Erinnerung als Schutzschild
Drittletzter Sonntag des Kirchenjahres
Von Prädikant Dr. Andreas Metzing, Koblenz
Heute vor 87 Jahren brannten die Synagogen. Am 9. November 1938 wurden mehr als 1400 Gotteshäuser zerstört, jüdische Geschäfte geplündert, Menschen gedemütigt, verschleppt, vergewaltigt und ermordet. Die Pogromnacht markierte den Übergang zur systematischen Vernichtung jüdischen Lebens in Deutschland.

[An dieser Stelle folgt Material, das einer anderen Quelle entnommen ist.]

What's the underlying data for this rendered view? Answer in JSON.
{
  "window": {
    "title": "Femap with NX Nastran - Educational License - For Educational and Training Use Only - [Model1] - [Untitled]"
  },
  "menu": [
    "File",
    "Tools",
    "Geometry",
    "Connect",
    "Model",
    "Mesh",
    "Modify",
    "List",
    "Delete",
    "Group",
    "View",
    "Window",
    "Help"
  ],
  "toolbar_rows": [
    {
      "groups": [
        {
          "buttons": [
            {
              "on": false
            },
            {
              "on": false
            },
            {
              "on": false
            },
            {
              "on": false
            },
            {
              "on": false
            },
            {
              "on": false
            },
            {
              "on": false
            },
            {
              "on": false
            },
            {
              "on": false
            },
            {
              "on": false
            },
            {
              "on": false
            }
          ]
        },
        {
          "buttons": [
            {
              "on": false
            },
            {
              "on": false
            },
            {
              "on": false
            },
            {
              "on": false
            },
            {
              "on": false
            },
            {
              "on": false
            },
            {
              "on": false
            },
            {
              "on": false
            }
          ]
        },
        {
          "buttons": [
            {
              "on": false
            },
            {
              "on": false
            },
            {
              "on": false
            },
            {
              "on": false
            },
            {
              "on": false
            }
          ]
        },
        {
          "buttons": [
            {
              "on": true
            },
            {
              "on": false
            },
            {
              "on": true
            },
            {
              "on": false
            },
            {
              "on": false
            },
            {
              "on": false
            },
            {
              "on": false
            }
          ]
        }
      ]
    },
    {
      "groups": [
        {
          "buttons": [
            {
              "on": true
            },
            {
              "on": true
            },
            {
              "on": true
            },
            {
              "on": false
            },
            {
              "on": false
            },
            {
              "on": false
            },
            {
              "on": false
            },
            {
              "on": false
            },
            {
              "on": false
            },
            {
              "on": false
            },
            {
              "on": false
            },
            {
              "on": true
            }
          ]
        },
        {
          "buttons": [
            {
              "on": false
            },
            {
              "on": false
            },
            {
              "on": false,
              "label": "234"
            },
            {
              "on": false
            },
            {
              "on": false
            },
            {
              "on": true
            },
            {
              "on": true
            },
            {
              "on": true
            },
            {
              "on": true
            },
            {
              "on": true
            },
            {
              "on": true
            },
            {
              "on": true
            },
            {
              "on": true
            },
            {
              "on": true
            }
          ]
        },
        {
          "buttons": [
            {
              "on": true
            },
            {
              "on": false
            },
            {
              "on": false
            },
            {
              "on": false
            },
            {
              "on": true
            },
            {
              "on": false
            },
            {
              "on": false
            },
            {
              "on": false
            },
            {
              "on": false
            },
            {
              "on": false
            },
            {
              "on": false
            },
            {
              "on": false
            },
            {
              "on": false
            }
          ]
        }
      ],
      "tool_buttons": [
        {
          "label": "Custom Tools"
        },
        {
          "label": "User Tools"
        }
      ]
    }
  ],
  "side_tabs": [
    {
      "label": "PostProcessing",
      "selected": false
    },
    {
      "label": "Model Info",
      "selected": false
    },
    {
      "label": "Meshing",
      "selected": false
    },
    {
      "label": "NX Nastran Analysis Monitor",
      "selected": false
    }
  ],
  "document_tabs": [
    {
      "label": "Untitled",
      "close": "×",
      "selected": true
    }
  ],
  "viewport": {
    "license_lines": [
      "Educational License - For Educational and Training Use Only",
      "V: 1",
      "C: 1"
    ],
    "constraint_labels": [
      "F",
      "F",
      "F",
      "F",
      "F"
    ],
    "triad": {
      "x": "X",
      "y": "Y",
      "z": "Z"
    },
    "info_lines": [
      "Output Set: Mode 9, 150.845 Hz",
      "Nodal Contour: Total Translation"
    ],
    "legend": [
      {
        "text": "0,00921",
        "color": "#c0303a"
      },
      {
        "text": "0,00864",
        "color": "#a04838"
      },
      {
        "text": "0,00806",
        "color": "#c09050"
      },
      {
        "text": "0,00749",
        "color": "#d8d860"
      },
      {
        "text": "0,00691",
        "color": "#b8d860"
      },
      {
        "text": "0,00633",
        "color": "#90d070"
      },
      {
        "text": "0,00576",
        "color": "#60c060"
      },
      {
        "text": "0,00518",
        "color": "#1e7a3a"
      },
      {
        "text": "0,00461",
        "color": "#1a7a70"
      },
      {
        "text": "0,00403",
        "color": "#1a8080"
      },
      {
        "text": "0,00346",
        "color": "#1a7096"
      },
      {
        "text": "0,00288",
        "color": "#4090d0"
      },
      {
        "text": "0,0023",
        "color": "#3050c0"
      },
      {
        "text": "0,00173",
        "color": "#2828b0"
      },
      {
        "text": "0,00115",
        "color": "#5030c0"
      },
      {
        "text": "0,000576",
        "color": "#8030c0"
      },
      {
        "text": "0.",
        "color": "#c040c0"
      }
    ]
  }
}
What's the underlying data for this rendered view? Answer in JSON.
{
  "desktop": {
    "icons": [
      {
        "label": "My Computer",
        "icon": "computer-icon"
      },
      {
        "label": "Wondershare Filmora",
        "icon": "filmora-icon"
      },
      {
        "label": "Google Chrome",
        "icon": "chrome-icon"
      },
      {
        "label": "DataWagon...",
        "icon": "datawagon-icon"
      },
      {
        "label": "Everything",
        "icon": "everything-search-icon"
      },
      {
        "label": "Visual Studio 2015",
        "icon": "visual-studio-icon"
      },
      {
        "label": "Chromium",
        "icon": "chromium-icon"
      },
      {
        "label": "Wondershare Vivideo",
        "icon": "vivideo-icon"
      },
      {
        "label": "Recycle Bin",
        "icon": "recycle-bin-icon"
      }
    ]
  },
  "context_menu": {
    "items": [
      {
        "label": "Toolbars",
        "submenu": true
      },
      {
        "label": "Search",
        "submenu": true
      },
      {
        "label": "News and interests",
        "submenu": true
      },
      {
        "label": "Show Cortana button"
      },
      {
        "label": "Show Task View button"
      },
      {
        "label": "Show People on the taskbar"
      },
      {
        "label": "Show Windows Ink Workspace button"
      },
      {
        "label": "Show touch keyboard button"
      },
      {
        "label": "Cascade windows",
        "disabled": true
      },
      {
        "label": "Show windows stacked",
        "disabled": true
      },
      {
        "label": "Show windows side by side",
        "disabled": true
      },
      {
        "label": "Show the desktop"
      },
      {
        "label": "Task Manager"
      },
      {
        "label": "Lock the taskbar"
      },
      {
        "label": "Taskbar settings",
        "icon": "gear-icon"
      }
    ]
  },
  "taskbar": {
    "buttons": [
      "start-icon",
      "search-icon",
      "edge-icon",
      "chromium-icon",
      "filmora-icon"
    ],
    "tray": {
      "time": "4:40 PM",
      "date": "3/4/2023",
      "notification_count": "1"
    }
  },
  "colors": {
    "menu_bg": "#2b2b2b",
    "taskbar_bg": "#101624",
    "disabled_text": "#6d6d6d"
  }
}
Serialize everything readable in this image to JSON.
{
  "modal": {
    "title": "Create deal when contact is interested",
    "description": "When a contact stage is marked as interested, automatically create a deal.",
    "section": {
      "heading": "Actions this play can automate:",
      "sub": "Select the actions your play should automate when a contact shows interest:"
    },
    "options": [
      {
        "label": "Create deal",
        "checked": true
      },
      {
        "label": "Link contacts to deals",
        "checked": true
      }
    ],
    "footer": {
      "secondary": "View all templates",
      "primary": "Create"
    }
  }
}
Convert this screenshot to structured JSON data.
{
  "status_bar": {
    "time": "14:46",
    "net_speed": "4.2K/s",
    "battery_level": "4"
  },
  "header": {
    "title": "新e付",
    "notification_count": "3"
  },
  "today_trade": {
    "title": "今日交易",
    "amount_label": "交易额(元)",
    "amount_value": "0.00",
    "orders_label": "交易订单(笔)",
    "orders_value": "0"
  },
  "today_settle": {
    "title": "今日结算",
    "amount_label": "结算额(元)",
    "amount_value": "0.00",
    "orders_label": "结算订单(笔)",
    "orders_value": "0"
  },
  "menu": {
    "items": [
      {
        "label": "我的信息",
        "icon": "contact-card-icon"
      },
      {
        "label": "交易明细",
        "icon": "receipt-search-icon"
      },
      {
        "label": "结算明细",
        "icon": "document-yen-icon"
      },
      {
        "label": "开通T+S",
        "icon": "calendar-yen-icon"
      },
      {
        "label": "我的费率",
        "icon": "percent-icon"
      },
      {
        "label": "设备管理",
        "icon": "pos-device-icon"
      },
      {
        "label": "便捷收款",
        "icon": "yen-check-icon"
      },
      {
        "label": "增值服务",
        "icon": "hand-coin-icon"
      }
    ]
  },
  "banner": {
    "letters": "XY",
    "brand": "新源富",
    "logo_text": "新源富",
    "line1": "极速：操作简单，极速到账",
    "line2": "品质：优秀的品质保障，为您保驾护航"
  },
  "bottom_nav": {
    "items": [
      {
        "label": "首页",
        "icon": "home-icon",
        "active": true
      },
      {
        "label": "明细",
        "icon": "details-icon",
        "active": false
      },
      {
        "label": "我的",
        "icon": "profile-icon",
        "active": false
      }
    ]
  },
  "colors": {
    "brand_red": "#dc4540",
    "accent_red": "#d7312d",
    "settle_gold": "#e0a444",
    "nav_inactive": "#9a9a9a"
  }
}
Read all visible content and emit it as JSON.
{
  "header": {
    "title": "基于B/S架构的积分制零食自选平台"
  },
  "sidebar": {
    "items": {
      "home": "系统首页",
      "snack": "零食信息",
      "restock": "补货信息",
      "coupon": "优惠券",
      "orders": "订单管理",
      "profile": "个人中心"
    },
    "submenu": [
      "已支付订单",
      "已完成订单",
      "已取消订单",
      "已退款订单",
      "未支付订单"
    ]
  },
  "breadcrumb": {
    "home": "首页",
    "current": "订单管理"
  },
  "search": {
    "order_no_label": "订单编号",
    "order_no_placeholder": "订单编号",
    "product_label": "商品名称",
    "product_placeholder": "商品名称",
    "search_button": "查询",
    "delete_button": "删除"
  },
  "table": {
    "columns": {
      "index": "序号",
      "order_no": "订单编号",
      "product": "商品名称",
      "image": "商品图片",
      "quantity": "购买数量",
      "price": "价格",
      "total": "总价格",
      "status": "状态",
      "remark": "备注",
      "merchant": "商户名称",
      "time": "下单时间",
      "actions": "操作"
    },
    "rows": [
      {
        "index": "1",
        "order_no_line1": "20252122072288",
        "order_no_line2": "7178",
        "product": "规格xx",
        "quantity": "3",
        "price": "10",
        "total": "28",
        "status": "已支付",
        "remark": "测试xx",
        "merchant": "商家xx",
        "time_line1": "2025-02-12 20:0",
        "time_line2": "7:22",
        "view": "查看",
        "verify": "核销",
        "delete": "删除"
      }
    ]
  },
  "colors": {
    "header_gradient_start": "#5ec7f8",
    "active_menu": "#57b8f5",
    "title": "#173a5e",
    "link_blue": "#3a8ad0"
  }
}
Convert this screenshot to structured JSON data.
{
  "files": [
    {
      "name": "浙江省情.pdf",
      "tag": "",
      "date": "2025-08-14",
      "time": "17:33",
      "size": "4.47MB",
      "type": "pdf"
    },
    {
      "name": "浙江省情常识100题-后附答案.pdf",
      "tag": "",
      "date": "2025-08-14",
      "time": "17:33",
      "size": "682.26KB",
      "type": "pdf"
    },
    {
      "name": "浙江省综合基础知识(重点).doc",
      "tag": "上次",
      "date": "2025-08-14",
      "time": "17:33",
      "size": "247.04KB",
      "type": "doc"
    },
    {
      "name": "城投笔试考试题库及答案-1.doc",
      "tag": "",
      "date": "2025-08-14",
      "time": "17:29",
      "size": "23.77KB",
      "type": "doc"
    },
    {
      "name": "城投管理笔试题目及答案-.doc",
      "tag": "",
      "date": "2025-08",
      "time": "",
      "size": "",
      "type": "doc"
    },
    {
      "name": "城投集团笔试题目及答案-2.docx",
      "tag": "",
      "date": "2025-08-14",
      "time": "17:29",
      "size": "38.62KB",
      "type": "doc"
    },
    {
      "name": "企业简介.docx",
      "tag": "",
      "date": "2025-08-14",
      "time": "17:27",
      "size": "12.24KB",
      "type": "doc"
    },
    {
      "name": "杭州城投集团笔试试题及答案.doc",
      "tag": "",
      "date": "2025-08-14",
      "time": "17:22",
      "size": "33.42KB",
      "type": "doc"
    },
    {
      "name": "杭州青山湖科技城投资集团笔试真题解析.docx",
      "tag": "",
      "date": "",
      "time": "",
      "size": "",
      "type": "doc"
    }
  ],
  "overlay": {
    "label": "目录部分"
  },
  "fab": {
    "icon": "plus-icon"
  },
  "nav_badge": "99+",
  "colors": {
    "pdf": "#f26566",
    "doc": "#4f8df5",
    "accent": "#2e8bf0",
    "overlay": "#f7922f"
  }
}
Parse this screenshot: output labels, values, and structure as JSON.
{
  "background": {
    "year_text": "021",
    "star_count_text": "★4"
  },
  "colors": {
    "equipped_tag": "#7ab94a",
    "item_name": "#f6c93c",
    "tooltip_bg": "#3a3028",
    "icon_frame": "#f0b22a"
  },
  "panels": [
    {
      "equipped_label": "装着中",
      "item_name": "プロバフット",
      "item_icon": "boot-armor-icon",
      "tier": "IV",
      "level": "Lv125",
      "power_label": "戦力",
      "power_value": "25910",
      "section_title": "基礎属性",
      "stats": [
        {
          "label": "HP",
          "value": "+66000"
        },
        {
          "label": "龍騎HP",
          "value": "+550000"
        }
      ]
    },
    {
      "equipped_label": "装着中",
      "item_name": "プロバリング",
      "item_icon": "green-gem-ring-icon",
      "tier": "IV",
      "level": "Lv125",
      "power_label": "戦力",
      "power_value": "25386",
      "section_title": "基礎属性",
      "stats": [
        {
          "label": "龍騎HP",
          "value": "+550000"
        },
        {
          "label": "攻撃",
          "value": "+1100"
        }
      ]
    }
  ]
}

Sie stand am Beginn des unvergleichlichen Zivilisationsbruchs, der zum systematischen industriellen Massenmord an den europäischen Juden führte.
An vielen Orten gibt es heute Abend Gedenkveranstaltungen. Politiker, Vertreter von Kirchen, Glaubensgemeinschaften, Verbänden und Gewerkschaften, aber auch viele einzelne Bürgerinnen und Bürger erinnern an die Opfer dieser schrecklichen Ereignisse. Das ist heute wichtiger denn je. Denn in Zeiten, in denen Synagogen Polizeischutz brauchen, ist es unsere Pflicht, Flagge zu zeigen, um die Würde jedes einzelnen Menschen zu schützen und dem Gift des Antisemitismus in all seinen Formen zu widerstehen.
1938 wurden die Grundlagen menschlichen Zusammenlebens zerschlagen, wie sie im jüdisch-christlichen Menschenbild wurzeln: Jeder Mensch ist als Ebenbild Gottes geschaffen, der uns Weisungen für unser Zusammenleben gegeben hat – Du sollst nicht töten – Du sollst nicht stehlen – Du sollst nicht begehren deines Nächsten Haus. Zugleich sind sie auch das ethische Wertefundament, das unserer heutigen freiheitlichen Gesellschaftsordnung zugrunde liegt. Wenn wir deshalb am 9. November daran erinnern, dass diese Gebote damals mit Füßen getreten wurden, setzen wir ein Zeichen für Toleranz, Menschenwürde und Gewaltfreiheit. Denn die Erinnerung an das, was war, ist ein Schutzschild für die Grundwerte unseres Zusammenlebens heute und morgen.